It’s a chocolate store. Or a drug store.

City Drug is the second oldest business in town

Barbara Wilkins can certainly help you with your prescriptions. She’s a certified pharmacist for City Drug, one of the few independent drug stores left in the region. But you get the idea she would prefer to sell you some chocolate.

Wilkins knows as much about the wine, coffee and, yes, chocolate from Bulgaria, Austria and Germany as the common medications that customers need to have filled. The Kruegermann red cabbage is the best she’s tasted. The German Riesling wine isn’t as sweet, and yet it’s delicious. The honey tastes better than here. There are fish rubs she loves. The sausages are very tasty. The coffee isn’t as acidic and easier on sensitive stomachs. She’s not a salad person, but she loves the dressing they carry here. They also have herring. 

“The herring smells a little,” Wilkins said, “but it’s really good.” 

This isn’t just a sales pitch. Wilkins uses and loves the products, but then again, there is a certain amount of family pride contained in what City Drug sells from Germany and the countries surrounding it. Barbara’s mother, Sylvia Wilkins, owns the store and still works the counter. She is also a refugee from Germany who came over with her husband, Charles, during World War II. When they started City Drug, Sylvia wanted to sell some products from home. Charles reluctantly agreed and gave her half a shelf. Now it’s as much of the identity of City Drug as the prescriptions: There are two whole aisles devoted to European products. 

“People want it,” Sylvia said, and that includes Americans (who especially seem to like the sausages), but many of their customers are from Germany or the area, Sylvia said. 

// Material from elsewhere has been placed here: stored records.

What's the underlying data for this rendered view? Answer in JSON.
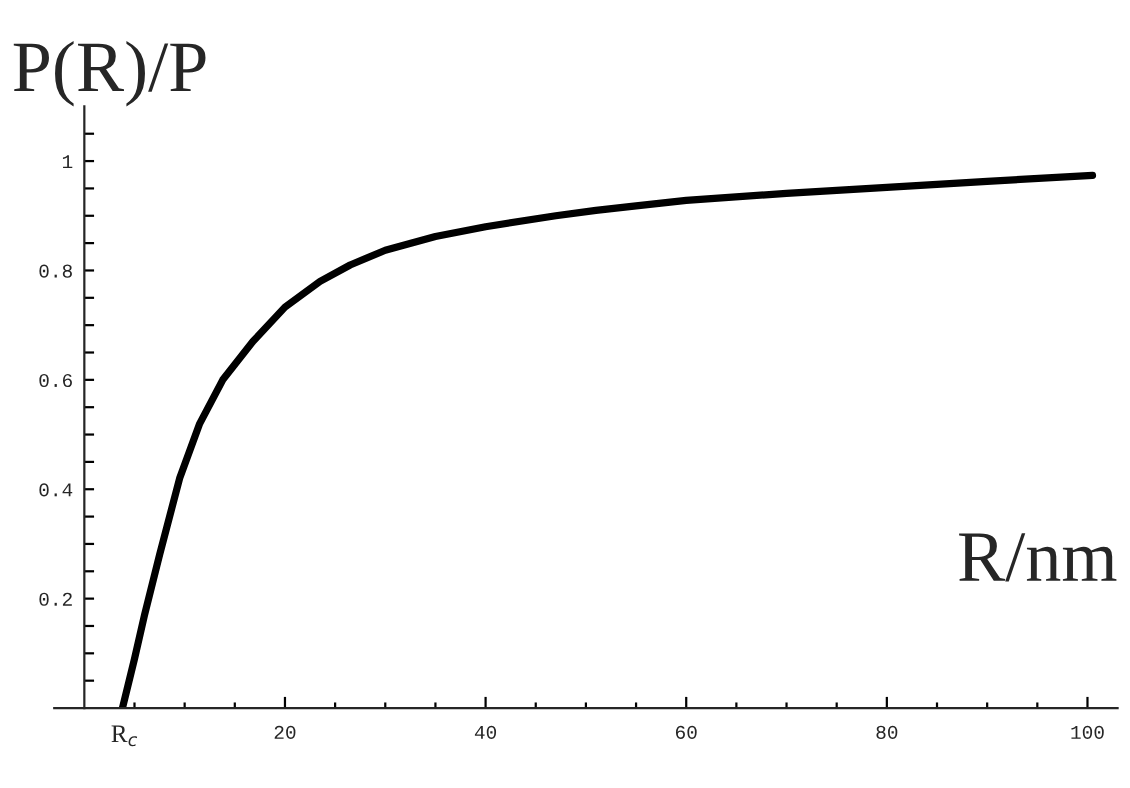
{
  "chart_data": {
    "type": "line",
    "xlabel": "R/nm",
    "ylabel": "P(R)/P",
    "x": [
      3.8,
      5,
      6,
      7.5,
      9.5,
      11.5,
      13.8,
      16.8,
      20,
      23.5,
      26.5,
      30,
      35,
      40,
      47,
      51,
      55,
      60,
      70,
      80,
      90,
      100.5
    ],
    "series": [
      {
        "color": "#000000",
        "values": [
          0,
          0.09,
          0.17,
          0.28,
          0.42,
          0.52,
          0.6,
          0.67,
          0.733,
          0.78,
          0.81,
          0.837,
          0.862,
          0.88,
          0.9,
          0.91,
          0.918,
          0.928,
          0.941,
          0.952,
          0.963,
          0.974
        ]
      }
    ],
    "xlim": [
      -3,
      103
    ],
    "ylim": [
      0,
      1.1
    ],
    "xticks": [
      {
        "value": 4,
        "label": "R$_{c}$"
      },
      {
        "value": 5,
        "label": null
      },
      {
        "value": 10,
        "label": null
      },
      {
        "value": 15,
        "label": null
      },
      20,
      {
        "value": 25,
        "label": null
      },
      {
        "value": 30,
        "label": null
      },
      {
        "value": 35,
        "label": null
      },
      40,
      {
        "value": 45,
        "label": null
      },
      {
        "value": 50,
        "label": null
      },
      {
        "value": 55,
        "label": null
      },
      60,
      {
        "value": 65,
        "label": null
      },
      {
        "value": 70,
        "label": null
      },
      {
        "value": 75,
        "label": null
      },
      80,
      {
        "value": 85,
        "label": null
      },
      {
        "value": 90,
        "label": null
      },
      {
        "value": 95,
        "label": null
      },
      100
    ],
    "yticks": [
      {
        "value": 0.05,
        "label": null
      },
      {
        "value": 0.1,
        "label": null
      },
      {
        "value": 0.15,
        "label": null
      },
      0.2,
      {
        "value": 0.25,
        "label": null
      },
      {
        "value": 0.3,
        "label": null
      },
      {
        "value": 0.35,
        "label": null
      },
      0.4,
      {
        "value": 0.45,
        "label": null
      },
      {
        "value": 0.5,
        "label": null
      },
      {
        "value": 0.55,
        "label": null
      },
      0.6,
      {
        "value": 0.65,
        "label": null
      },
      {
        "value": 0.7,
        "label": null
      },
      {
        "value": 0.75,
        "label": null
      },
      0.8,
      {
        "value": 0.85,
        "label": null
      },
      {
        "value": 0.9,
        "label": null
      },
      {
        "value": 0.95,
        "label": null
      },
      1,
      {
        "value": 1.05,
        "label": null
      }
    ],
    "grid": false,
    "legend": false,
    "marker": "none",
    "line_style": "solid"
  }
}
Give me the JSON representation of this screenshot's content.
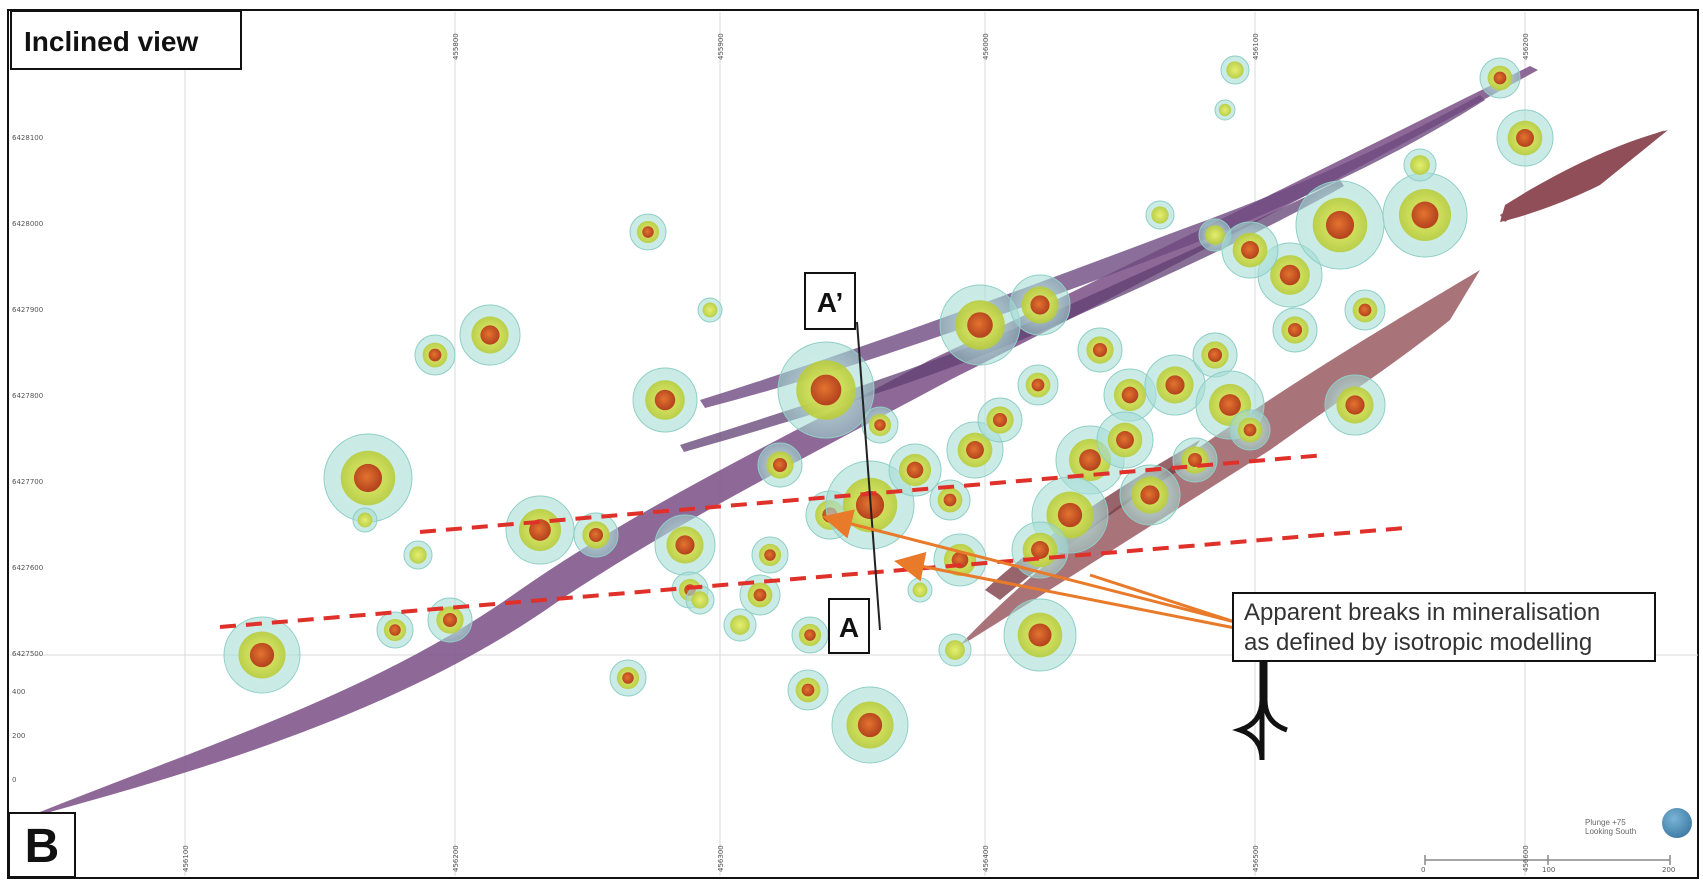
{
  "title": "Inclined view",
  "panel_letter": "B",
  "section_labels": {
    "start": "A",
    "end": "A’"
  },
  "annotation": {
    "line1": "Apparent breaks in mineralisation",
    "line2": "as defined by isotropic modelling"
  },
  "northing_ticks": [
    "6428100",
    "6428000",
    "6427900",
    "6427800",
    "6427700",
    "6427600",
    "6427500"
  ],
  "elevation_ticks": [
    "400",
    "200",
    "0"
  ],
  "easting_ticks_top": [
    "455800",
    "455900",
    "456000",
    "456100",
    "456200"
  ],
  "easting_ticks_bottom": [
    "456100",
    "456200",
    "456300",
    "456400",
    "456500",
    "456600"
  ],
  "view_info": {
    "line1": "Plunge +75",
    "line2": "Looking South"
  },
  "scale_ticks": [
    "0",
    "100",
    "200"
  ],
  "colors": {
    "shell_outer": "#b7e6e0",
    "shell_mid": "#d8e34a",
    "core": "#d0552a",
    "dyke": "#7a4f86",
    "fault": "#9a5a63",
    "break_line": "#e0302a",
    "arrow": "#e87a2a"
  }
}
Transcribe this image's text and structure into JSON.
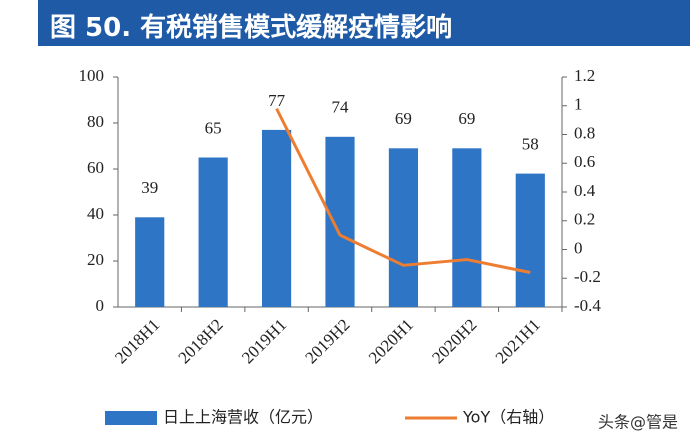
{
  "chart_data": {
    "type": "bar-line",
    "title": "图 50. 有税销售模式缓解疫情影响",
    "categories": [
      "2018H1",
      "2018H2",
      "2019H1",
      "2019H2",
      "2020H1",
      "2020H2",
      "2021H1"
    ],
    "series": [
      {
        "name": "日上上海营收（亿元）",
        "type": "bar",
        "color": "#2e75c6",
        "values": [
          39,
          65,
          77,
          74,
          69,
          69,
          58
        ]
      },
      {
        "name": "YoY（右轴）",
        "type": "line",
        "axis": "y2",
        "color": "#ed7d31",
        "values": [
          null,
          null,
          0.98,
          0.1,
          -0.11,
          -0.07,
          -0.16
        ]
      }
    ],
    "ylim": [
      0,
      100
    ],
    "yticks": [
      0,
      20,
      40,
      60,
      80,
      100
    ],
    "y2lim": [
      -0.4,
      1.2
    ],
    "y2ticks": [
      -0.4,
      -0.2,
      0,
      0.2,
      0.4,
      0.6,
      0.8,
      1,
      1.2
    ],
    "legend": "bottom",
    "watermark": "头条@管是"
  }
}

Barbara works Saturdays and her brother works Sunday. She doesn’t mind working weekends, especially if it’s steady but slow enough to let her catch her breath, as it was that day, she said.

Barbara takes obvious pride in what the store offers. It separates it from CVS or Rite-Aid or Walgreens, she said, even with drug stores (including the national chains) basically being small retail outlets and grocery stores. CVS won’t carry German food, she said. City Drug also offers health products that are hard to find, such as a huge selection of braces and mastectomy bras (it even has a fitting room in the back). 

The store also seems to act as a museum of sorts to drugstores of the past. It has several displays of old drug bottles her father once used and a giant jar full of pills. Barbara wants to host a game where the customers can guess how many pills are in the jar. They also have a display of rubber ducks: Those are so popular that the store put up a sign telling customers they’re not for sale. 

But it’s the overseas treats that get the store the most attention. Sylvia hoped in late September that the recently discounted prices would get her the shelf space she needs once again: Christmas is coming, and she orders a lot of special chocolate for the season. There were already some Santas displayed on a shelf. 

“Mom finds the cutest chocolate things,” Barbara said.